An esports professional’s life may appear to be glamorous and carefree. But for all of the glamour, the fame, and the parties, there is an often-overlooked darker side. Just like any sport, the risk of injury is ever-present, and esports athletes may suffer from a variety of ailments as a result of their intense training and the peculiar nature of their sport, some of which can become career-ending.
The most common esports injuries
Because of the sedentary nature of video games, many people will find it difficult to accept that player injuries are common and can even lead to the end of their careers. However, unlike traditional athletes, there is no support system in place to help players avoid, treat, and care for injuries. Studies have shown that eye fatigue is the most common problem for esports players, especially for those who play highly competitive games like LoL and CSGO, followed by neck and back pain and then pain associated with the hand and wrist.
It’s tough not to have some level of eye strain when you spend all day staring at a computer screen. The blue light emitted by most monitors can cause eye irritation, which is especially problematic for esports players, who spend a substantial amount of their day, typically 8-10 hours, doing just that. And, given the required degree of attention and reaction time, their eyesight may suffer as a result.
Back and Neck Pain
Back and neck pain are without doubt two of the most familiar ailments that are experienced by gamers who sit in the same position for significant periods of time. This is usually caused by improper gaming chairs and bad posture. In the tension of top-line competitive esports, it is natural for players to slouch or to move closer to the screen, both of which can lead to long-term complications.
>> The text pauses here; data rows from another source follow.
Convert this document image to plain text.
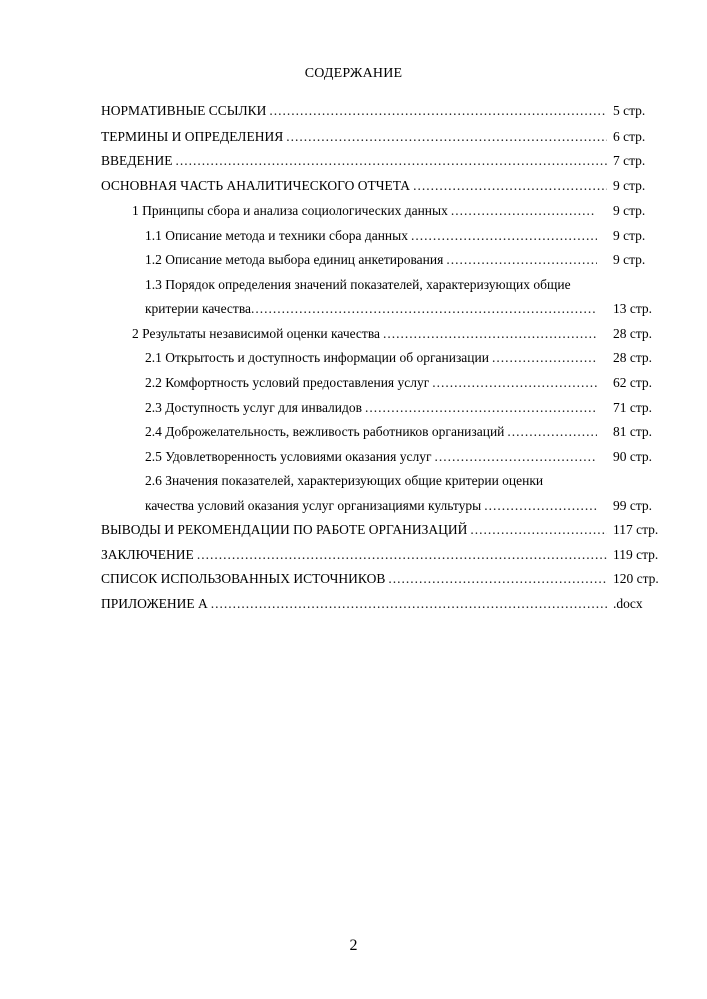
СОДЕРЖАНИЕ
НОРМАТИВНЫЕ ССЫЛКИ .....	5 стр.
ТЕРМИНЫ И ОПРЕДЕЛЕНИЯ .....	6 стр.
ВВЕДЕНИЕ .....	7 стр.
ОСНОВНАЯ ЧАСТЬ АНАЛИТИЧЕСКОГО ОТЧЕТА .....	9 стр.
1 Принципы сбора и анализа социологических данных .....	9 стр.
1.1 Описание метода и техники сбора данных .....	9 стр.
1.2 Описание метода выбора единиц анкетирования .....	9 стр.
1.3 Порядок определения значений показателей, характеризующих общие
критерии качества .....	13 стр.
2 Результаты независимой оценки качества .....	28 стр.
2.1 Открытость и доступность информации об организации .....	28 стр.
2.2 Комфортность условий предоставления услуг .....	62 стр.
2.3 Доступность услуг для инвалидов .....	71 стр.
2.4 Доброжелательность, вежливость работников организаций .....	81 стр.
2.5 Удовлетворенность условиями оказания услуг .....	90 стр.
2.6 Значения показателей, характеризующих общие критерии оценки
качества условий оказания услуг организациями культуры .....	99 стр.
ВЫВОДЫ И РЕКОМЕНДАЦИИ ПО РАБОТЕ ОРГАНИЗАЦИЙ .....	117 стр.
ЗАКЛЮЧЕНИЕ .....	119 стр.
СПИСОК ИСПОЛЬЗОВАННЫХ ИСТОЧНИКОВ .....	120 стр.
ПРИЛОЖЕНИЕ А .....	.docx
2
Repetitive strain injuries (RSI) are frequent in many sports. They are caused when you have to use the same small group of muscles in the same way over and over again. Esports players are particularly prone to hand and wrist problems. No matter how ergonomic their mouse and keyboard are, the body is not suited to performing the same precise tasks using the same set of muscles thousands of times a day. RSI is a common problem for esports players, and longer-term problems such as arthritis can also occur.
Carpal tunnel syndrome is the most prevalent wrist ailment. This injury happens when the carpal tunnel becomes too narrow and the structures within it run out of room. The mid-arm nerve and the tiny veins that supply the carpal tunnel are put under more strain as a result of this. As a result, the nerve no longer receives enough oxygen or nutrients. The function is hampered, and long-term issues may arise, including arm numbness and loss of fine motor skills, both of which can be career-ending.
Esports injuries prevention
To avoid or limit the harm of this type of injury, it is important for esports players, particularly those who are not signed with a big team and so don’t have access to the resources or support that some of the top players can use, to take preventative action.
One option to reduce eye strain is to consider the equipment you use. Some monitors now come with technology that reduces blue light and is adapted to protect your eyes. You should also consider eye care equipment that protects you from blue light and screen flicker.
Back and neck pain can be alleviated by ensuring that you use a high-quality gaming chair that provides proper lumbar support. You may also benefit from a specialized mattress. A mattress with effective support can provide a chance for your back and neck muscles to fully relax and recover.
When it comes to hand and wrist injury prevention, there are many steps you can take, including special stretching exercises with your arms and using a rubber band around your hand to strengthen your hand muscles. General stretching and maintaining a good overall level of fitness can also help to limit the risk of serious injury and ensure that your esports gaming career is not over before it has begun.